# Termites in flower beds



## chazenreds (Jun 9, 2004)

What is the best DIY chemical for treating termites in flower beds and wooden flower pot in the yard?

I have found termites in our flower beds and whiskey barrel planters where I have my plumerias. Our house is two years old and was treated during construction and I have a termite warranty with yearly inspection in place so I'm not particularly worried about our structures. I just want to nail these things before they destroy my pots or my plant roots. I've been searching the doityourselfpestcontrol website but want something that will be safe to dig in when I plant additional plants.


----------



## reelist (Jan 16, 2013)

*fwiw*

Dont think its what youre after but I heard let used cigarette buts or tobacco soak in water for a period till water turns like tea then pour the water were you want to treat. say termites hate it. dont know if its true or would have any effect on the plants


----------



## jtburf (May 26, 2004)

Go by Solutions on 1960/Perry rd get Bifen I/T .

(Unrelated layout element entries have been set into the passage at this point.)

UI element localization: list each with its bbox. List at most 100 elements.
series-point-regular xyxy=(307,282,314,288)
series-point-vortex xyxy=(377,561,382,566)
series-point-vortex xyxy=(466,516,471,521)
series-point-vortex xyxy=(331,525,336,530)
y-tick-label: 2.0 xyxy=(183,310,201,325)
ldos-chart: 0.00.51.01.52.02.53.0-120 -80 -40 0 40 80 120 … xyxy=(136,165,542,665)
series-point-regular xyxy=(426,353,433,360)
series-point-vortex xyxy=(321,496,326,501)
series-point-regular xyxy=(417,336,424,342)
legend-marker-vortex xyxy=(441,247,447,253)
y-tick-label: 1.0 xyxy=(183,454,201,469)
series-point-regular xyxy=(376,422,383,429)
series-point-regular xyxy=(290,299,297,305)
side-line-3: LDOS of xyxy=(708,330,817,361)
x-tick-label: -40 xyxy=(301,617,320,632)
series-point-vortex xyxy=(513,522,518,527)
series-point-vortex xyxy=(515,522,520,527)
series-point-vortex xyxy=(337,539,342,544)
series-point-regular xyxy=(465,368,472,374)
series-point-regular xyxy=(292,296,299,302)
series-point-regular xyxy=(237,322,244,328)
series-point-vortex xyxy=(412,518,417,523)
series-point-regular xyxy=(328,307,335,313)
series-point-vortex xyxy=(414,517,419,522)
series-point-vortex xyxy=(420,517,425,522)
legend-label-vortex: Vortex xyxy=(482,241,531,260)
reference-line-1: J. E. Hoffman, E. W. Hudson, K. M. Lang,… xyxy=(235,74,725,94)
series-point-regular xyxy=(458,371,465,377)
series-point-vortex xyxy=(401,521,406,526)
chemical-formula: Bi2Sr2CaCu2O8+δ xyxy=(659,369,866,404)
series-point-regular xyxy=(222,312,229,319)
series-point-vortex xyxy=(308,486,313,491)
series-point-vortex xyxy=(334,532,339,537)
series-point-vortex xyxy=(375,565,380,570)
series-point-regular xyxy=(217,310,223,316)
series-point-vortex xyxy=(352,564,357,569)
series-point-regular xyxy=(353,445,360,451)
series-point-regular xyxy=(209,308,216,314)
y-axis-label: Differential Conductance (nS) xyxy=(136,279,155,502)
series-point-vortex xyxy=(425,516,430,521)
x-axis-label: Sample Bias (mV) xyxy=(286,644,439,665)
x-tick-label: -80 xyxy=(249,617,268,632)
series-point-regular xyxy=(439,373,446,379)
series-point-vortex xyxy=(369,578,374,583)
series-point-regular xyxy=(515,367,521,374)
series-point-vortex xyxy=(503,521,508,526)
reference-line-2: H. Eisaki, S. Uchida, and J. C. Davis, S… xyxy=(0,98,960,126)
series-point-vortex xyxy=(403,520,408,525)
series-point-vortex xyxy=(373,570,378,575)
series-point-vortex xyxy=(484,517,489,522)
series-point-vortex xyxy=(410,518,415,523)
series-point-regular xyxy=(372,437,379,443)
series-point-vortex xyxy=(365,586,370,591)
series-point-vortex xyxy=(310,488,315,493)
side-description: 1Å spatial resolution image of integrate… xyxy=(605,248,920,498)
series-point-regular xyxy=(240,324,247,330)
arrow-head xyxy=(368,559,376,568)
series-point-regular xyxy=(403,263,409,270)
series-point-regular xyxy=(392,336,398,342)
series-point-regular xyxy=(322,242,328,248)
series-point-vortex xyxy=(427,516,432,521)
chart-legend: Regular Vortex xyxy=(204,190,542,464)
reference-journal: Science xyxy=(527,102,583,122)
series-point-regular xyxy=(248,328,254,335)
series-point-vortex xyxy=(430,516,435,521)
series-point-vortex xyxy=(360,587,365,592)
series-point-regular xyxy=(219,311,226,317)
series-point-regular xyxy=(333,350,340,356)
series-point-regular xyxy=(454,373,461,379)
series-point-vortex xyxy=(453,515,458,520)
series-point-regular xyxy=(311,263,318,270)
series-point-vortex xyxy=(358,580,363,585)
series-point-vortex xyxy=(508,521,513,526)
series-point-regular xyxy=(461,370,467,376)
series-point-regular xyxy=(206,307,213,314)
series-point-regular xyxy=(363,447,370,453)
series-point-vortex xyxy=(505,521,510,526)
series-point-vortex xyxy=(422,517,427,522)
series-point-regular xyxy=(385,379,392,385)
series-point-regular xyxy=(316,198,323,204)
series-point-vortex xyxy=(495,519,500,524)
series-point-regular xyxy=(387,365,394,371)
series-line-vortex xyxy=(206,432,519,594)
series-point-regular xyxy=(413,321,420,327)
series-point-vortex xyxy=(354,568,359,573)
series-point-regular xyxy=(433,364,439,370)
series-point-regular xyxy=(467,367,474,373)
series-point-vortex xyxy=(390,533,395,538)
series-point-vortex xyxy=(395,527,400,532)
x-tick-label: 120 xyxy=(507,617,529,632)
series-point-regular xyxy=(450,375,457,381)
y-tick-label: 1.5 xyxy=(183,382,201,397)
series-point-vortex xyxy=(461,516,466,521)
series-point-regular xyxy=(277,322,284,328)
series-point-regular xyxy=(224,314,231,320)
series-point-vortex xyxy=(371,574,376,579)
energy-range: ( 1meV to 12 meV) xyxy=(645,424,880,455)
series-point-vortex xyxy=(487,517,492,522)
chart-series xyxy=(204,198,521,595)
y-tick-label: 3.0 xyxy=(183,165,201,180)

I use it both inside and outside, I do mix stronger for outside.









John


----------



## Red3Fish (Jun 4, 2004)

Be careful, I have opened bags of mulch and had termites swarm out of it. I always kinda spread it out and look before putting in final "spot" now.

Later
R3F


----------



## Part Timer (Jul 2, 2012)

Just heard on the garden show today, that in this area, if you use natural hardwood or cedar mulch from this area, you shouldn't have a termite problem because of the organic matter in the mulch. I dont think it will stop them if you have them now, but might be something to keep in mind for the future.


----------



## weedeater (Aug 22, 2012)

I use permethrin to treat around my house and landscape, go to a feed/farm supply store and ask for help and they will point you in a good direction


----------



## castaway300 (Oct 6, 2007)

Taurus sc is better than Bifen it
Taurus is generic Termidor


----------



## Topgun95 (May 12, 2011)

Malathion will kill them for sure. I found some termites in my flower bed under a rock, poured some Malathion on them and problem solved.


----------